I’d like more information though; with churches by and large on the empty side, who are the people objecting? Are they the few, the proud and the faithful, who go to Mass regularly and adhere to the teachings of the Magisterium, or are they Catholics in Name Only, outraged because the church they used to go to is on the chopping block?

While my area isn’t as hard-hit with church closings as some others, we do have closings, though lately it seems to be Catholic elementary schools closing. A few years ago, a high school was saved by action of alumni once the need for money was publicized. Some elementary schools weren’t so lucky; they were in poverty-stricken areas, hit hard by foreclosures and don’t have a stable mass of people with disposable income who were outraged at their closing.


7 Responses to Catholic Church Closings

  1. What’s sad is that here in texas we are over crowded and always seem to be in need of building a new church. Ours was new 7 years ago and we are already over 10,000 members and over half the parish is under 12 years old.

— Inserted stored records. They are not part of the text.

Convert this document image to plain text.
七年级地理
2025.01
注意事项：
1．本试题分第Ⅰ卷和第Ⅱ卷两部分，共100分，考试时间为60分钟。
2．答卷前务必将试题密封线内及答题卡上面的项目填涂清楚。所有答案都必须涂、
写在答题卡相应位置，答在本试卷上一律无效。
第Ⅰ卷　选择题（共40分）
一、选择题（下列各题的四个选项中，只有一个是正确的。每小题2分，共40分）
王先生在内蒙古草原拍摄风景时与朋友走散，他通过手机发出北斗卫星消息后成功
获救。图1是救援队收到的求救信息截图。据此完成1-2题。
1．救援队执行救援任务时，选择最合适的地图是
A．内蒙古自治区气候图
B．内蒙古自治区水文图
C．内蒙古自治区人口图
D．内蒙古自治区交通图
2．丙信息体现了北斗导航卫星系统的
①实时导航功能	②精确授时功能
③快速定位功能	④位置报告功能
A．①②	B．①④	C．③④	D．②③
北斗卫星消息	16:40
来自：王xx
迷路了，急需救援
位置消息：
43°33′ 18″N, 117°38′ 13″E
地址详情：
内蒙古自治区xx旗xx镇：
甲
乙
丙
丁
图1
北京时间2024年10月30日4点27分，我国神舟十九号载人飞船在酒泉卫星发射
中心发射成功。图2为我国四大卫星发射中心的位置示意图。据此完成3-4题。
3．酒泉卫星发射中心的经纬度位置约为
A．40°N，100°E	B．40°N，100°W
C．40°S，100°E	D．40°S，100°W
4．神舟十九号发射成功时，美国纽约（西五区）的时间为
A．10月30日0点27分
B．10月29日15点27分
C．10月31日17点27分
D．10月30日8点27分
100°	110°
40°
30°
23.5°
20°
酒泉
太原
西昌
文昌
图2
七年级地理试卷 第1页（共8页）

    It seems the economic conditions and migration are playing as much a part in the closing in the north and the expansion in the south as any thing. I wish we could move those old churches down here. The new ones can’t hold a candle to the old ones.

  2. Nan says:

    I hear ya. One of my requirements for a church is that it must have been built before 1950, because I do not love modern church architecture. Fortunately I live in an area with many Catholic churches, the majority of which are not so modern.

  3. Dr. Eric says:

    Here’s the question, why aren’t the people in the inner cities where the beautiful churches sit being converted? They deserve the churches.

  4. James G says:

    I wish we could move those old churches down here.

    We can, sort of. My parish here in AZ just built a beautiful new church and a lot of the interior was “recycled” from some of the closed Massachusetts churches. Alabaster lights, carved Stations of the Cross, a rear altar (where the Tabernacle sits) and even a baldachino.

    James G

  5. Julie says:

    It’s not at all too little too late. Most of the churches our bishop wants to close are “vibrant,” used, and support themselves. They are being stolen out from under us. Inform yourself, please.

  6. Nan says:

    Julie, if you have correct information about your church, it’s an anomaly. Most parishes that are closing are financially unviable; many people who complain that “their” church is closing neither attend Mass regularly nor support the church financially or by volunteering.